The Sawtooth Avalanche Center, based in Ketchum, rates the avalanche danger as "Considerable" for all mountains in the region at moderate and high elevations, and for all elevations on Galena Summit and the Eastern Mountains, as well as the Sawtooth and Western Smoky Mountains, and Banner Summit.

"Considerable" is the third-highest level on the five-level avalanche danger scale.

At that level, the Sawtooth Avalanche Center advises travelers of "dangerous avalanche conditions. Careful snowpack evaluation, cautious route-finding and conservative decision-making essential."

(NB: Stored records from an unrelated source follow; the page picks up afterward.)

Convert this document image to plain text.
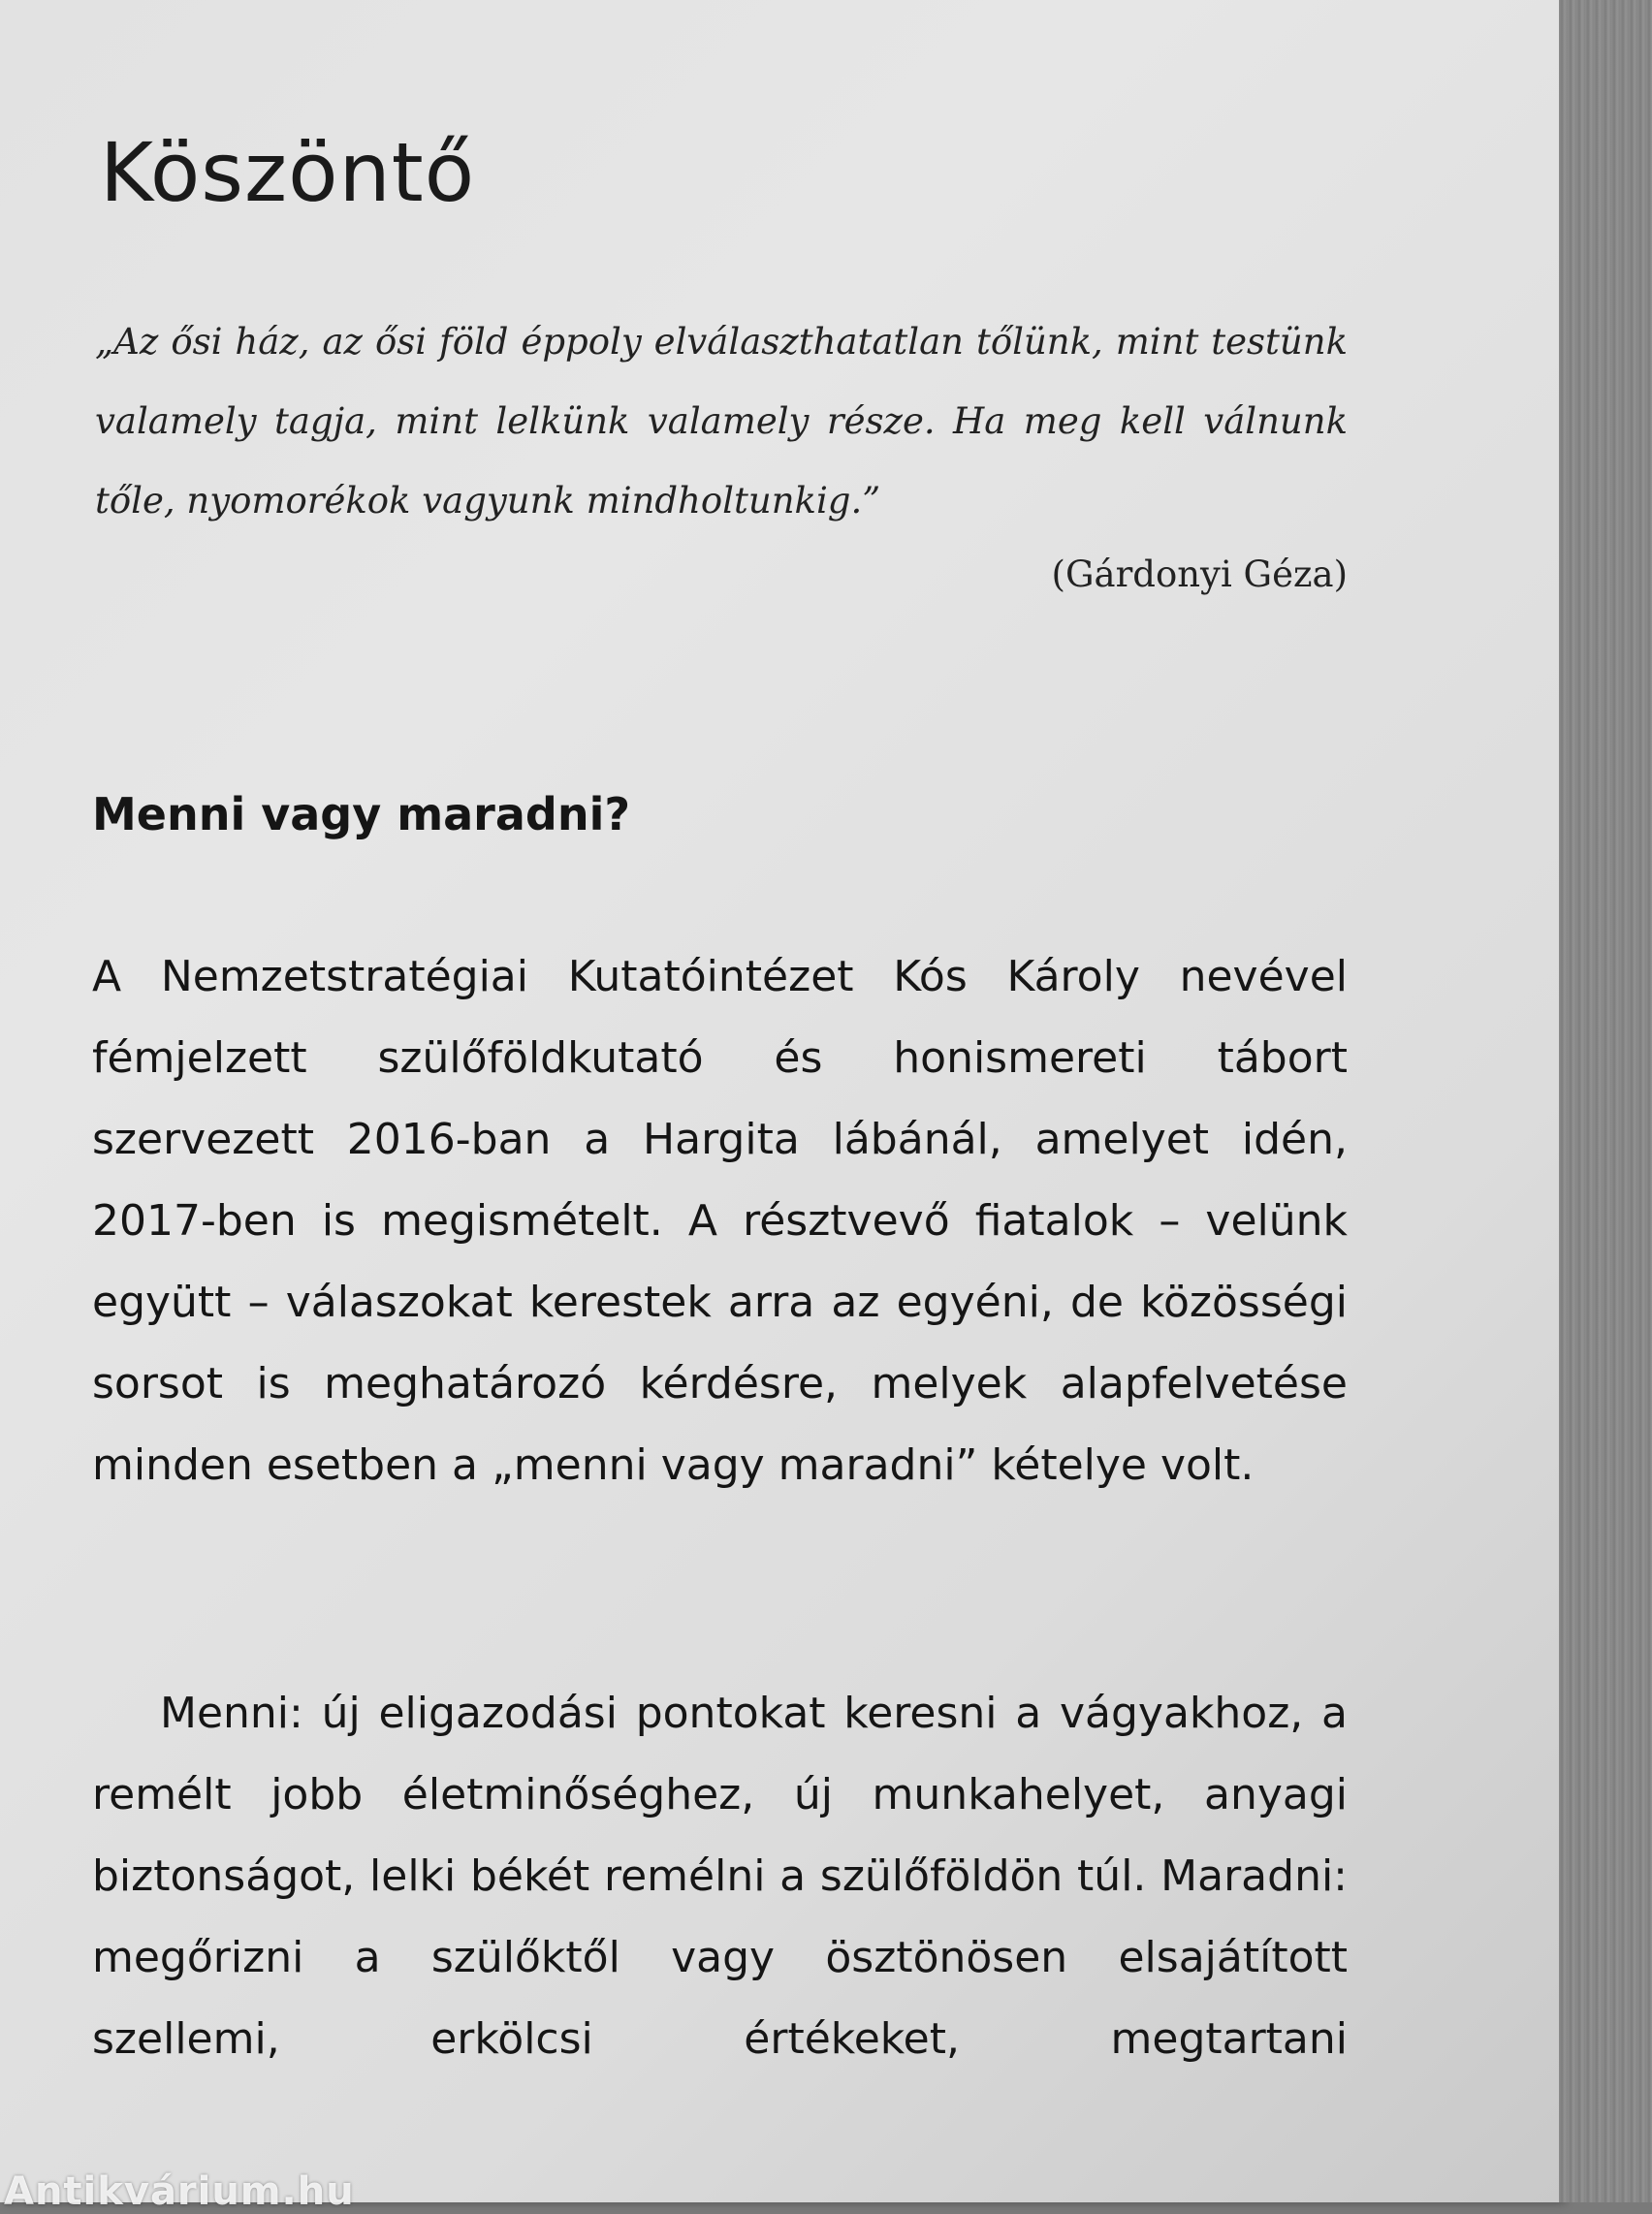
Köszöntő

„Az ősi ház, az ősi föld éppoly elválaszthatatlan tőlünk, mint testünk valamely tagja, mint lelkünk valamely része. Ha meg kell válnunk tőle, nyomorékok vagyunk mindholtunkig.”

(Gárdonyi Géza)

Menni vagy maradni?

A Nemzetstratégiai Kutatóintézet Kós Károly nevével fémjelzett szülőföldkutató és honismereti tábort szervezett 2016-ban a Hargita lábánál, amelyet idén, 2017-ben is megismételt. A résztvevő fiatalok – velünk együtt – válaszokat kerestek arra az egyéni, de közösségi sorsot is meghatározó kérdésre, melyek alapfelvetése minden esetben a „menni vagy maradni” kételye volt.

Menni: új eligazodási pontokat keresni a vágyakhoz, a remélt jobb életminőséghez, új munkahelyet, anyagi biztonságot, lelki békét remélni a szülőföldön túl. Maradni: megőrizni a szülőktől vagy ösztönösen elsajátított szellemi, erkölcsi értékeket, megtartani

Antikvárium.hu
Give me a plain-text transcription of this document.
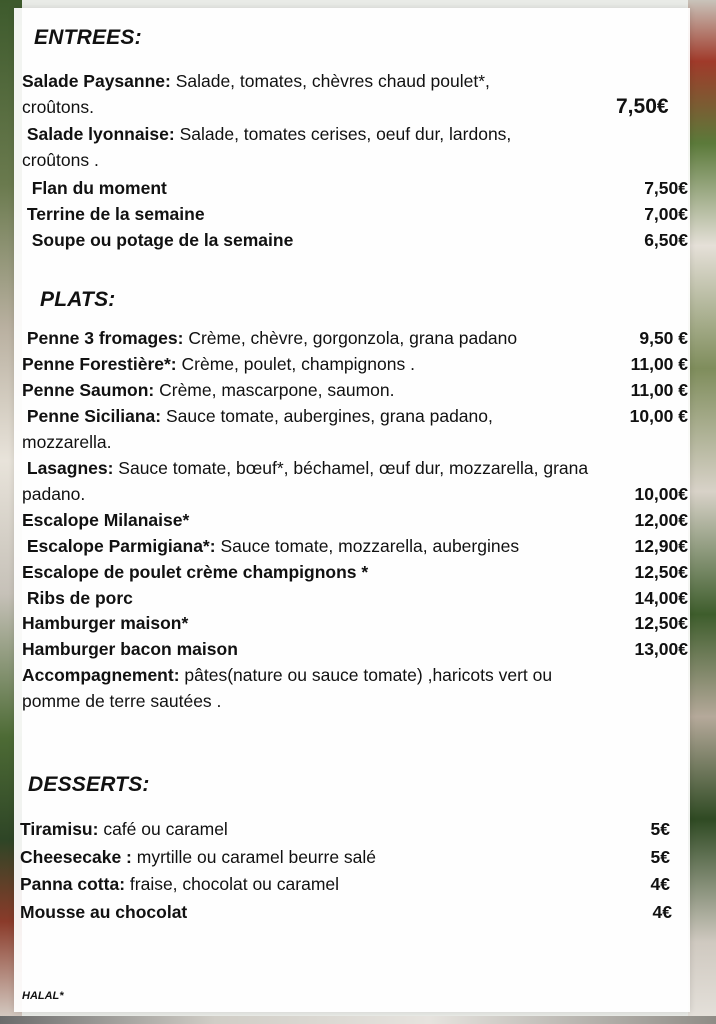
ENTREES:
Salade Paysanne: Salade, tomates, chèvres chaud poulet*,
croûtons.	7,50€
Salade lyonnaise: Salade, tomates cerises, oeuf dur, lardons,
croûtons .
Flan du moment	7,50€
Terrine de la semaine	7,00€
Soupe ou potage de la semaine	6,50€
PLATS:
Penne 3 fromages: Crème, chèvre, gorgonzola, grana padano	9,50 €
Penne Forestière*: Crème, poulet, champignons .	11,00 €
Penne Saumon: Crème, mascarpone, saumon.	11,00 €
Penne Siciliana: Sauce tomate, aubergines, grana padano,	10,00 €
mozzarella.
Lasagnes: Sauce tomate, bœuf*, béchamel, œuf dur, mozzarella, grana
padano.	10,00€
Escalope Milanaise*	12,00€
Escalope Parmigiana*: Sauce tomate, mozzarella, aubergines	12,90€
Escalope de poulet crème champignons *	12,50€
Ribs de porc	14,00€
Hamburger maison*	12,50€
Hamburger bacon maison	13,00€
Accompagnement: pâtes(nature ou sauce tomate) ,haricots vert ou
pomme de terre sautées .
DESSERTS:
Tiramisu: café ou caramel	5€
Cheesecake : myrtille ou caramel beurre salé	5€
Panna cotta: fraise, chocolat ou caramel	4€
Mousse au chocolat	4€
HALAL*
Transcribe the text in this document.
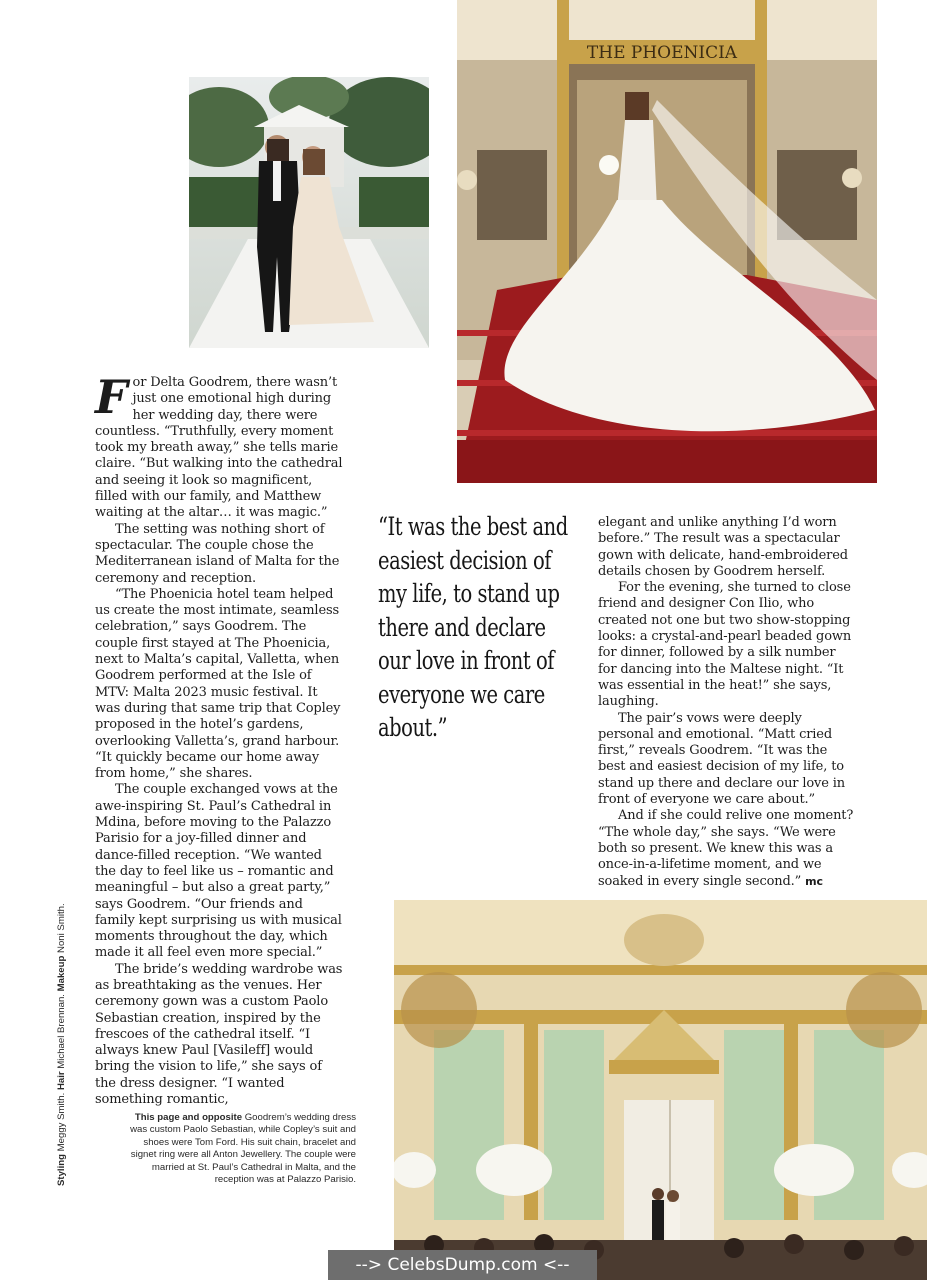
THE PHOENICIA

For Delta Goodrem, there wasn’t just one emotional high during her wedding day, there were countless. “Truthfully, every moment took my breath away,” she tells marie claire. “But walking into the cathedral and seeing it look so magnificent, filled with our family, and Matthew waiting at the altar… it was magic.”

The setting was nothing short of spectacular. The couple chose the Mediterranean island of Malta for the ceremony and reception.

“The Phoenicia hotel team helped us create the most intimate, seamless celebration,” says Goodrem. The couple first stayed at The Phoenicia, next to Malta’s capital, Valletta, when Goodrem performed at the Isle of MTV: Malta 2023 music festival. It was during that same trip that Copley proposed in the hotel’s gardens, overlooking Valletta’s, grand harbour. “It quickly became our home away from home,” she shares.

The couple exchanged vows at the awe-inspiring St. Paul’s Cathedral in Mdina, before moving to the Palazzo Parisio for a joy-filled dinner and dance-filled reception. “We wanted the day to feel like us – romantic and meaningful – but also a great party,” says Goodrem. “Our friends and family kept surprising us with musical moments throughout the day, which made it all feel even more special.”

The bride’s wedding wardrobe was as breathtaking as the venues. Her ceremony gown was a custom Paolo Sebastian creation, inspired by the frescoes of the cathedral itself. “I always knew Paul [Vasileff] would bring the vision to life,” she says of the dress designer. “I wanted something romantic,

“It was the best and easiest decision of my life, to stand up there and declare our love in front of everyone we care about.”

elegant and unlike anything I’d worn before.” The result was a spectacular gown with delicate, hand-embroidered details chosen by Goodrem herself.

For the evening, she turned to close friend and designer Con Ilio, who created not one but two show-stopping looks: a crystal-and-pearl beaded gown for dinner, followed by a silk number for dancing into the Maltese night. “It was essential in the heat!” she says, laughing.

The pair’s vows were deeply personal and emotional. “Matt cried first,” reveals Goodrem. “It was the best and easiest decision of my life, to stand up there and declare our love in front of everyone we care about.”

And if she could relive one moment? “The whole day,” she says. “We were both so present. We knew this was a once-in-a-lifetime moment, and we soaked in every single second.” mc

This page and opposite Goodrem’s wedding dress was custom Paolo Sebastian, while Copley’s suit and shoes were Tom Ford. His suit chain, bracelet and signet ring were all Anton Jewellery. The couple were married at St. Paul’s Cathedral in Malta, and the reception was at Palazzo Parisio.
Styling Meggy Smith. Hair Michael Brennan. Makeup Noni Smith.
--> CelebsDump.com <--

The center reported five to 12 inches of fresh snow in the Sawtooths on Tuesday, and observed "several large slab releases and countless smaller wet loose slides."

"Traveling safely in avalanche terrain is difficult," the center advised Wednesday morning.

With the community spread of COVID-19 in Blaine County and other parts of Idaho, there's another warning for those considering recreation in the backcountry:

"The medical system cannot spare the resources required to care for injured backcountry skiers and snowmobilers. Search and Rescue will be delayed or unavailable. Please recreate responsibly close to home, and follow social distance requirements to protect yourself and others."

The Sawtooth Avalanche Center posts forecast information and COVID-19-related updates regularly on its website.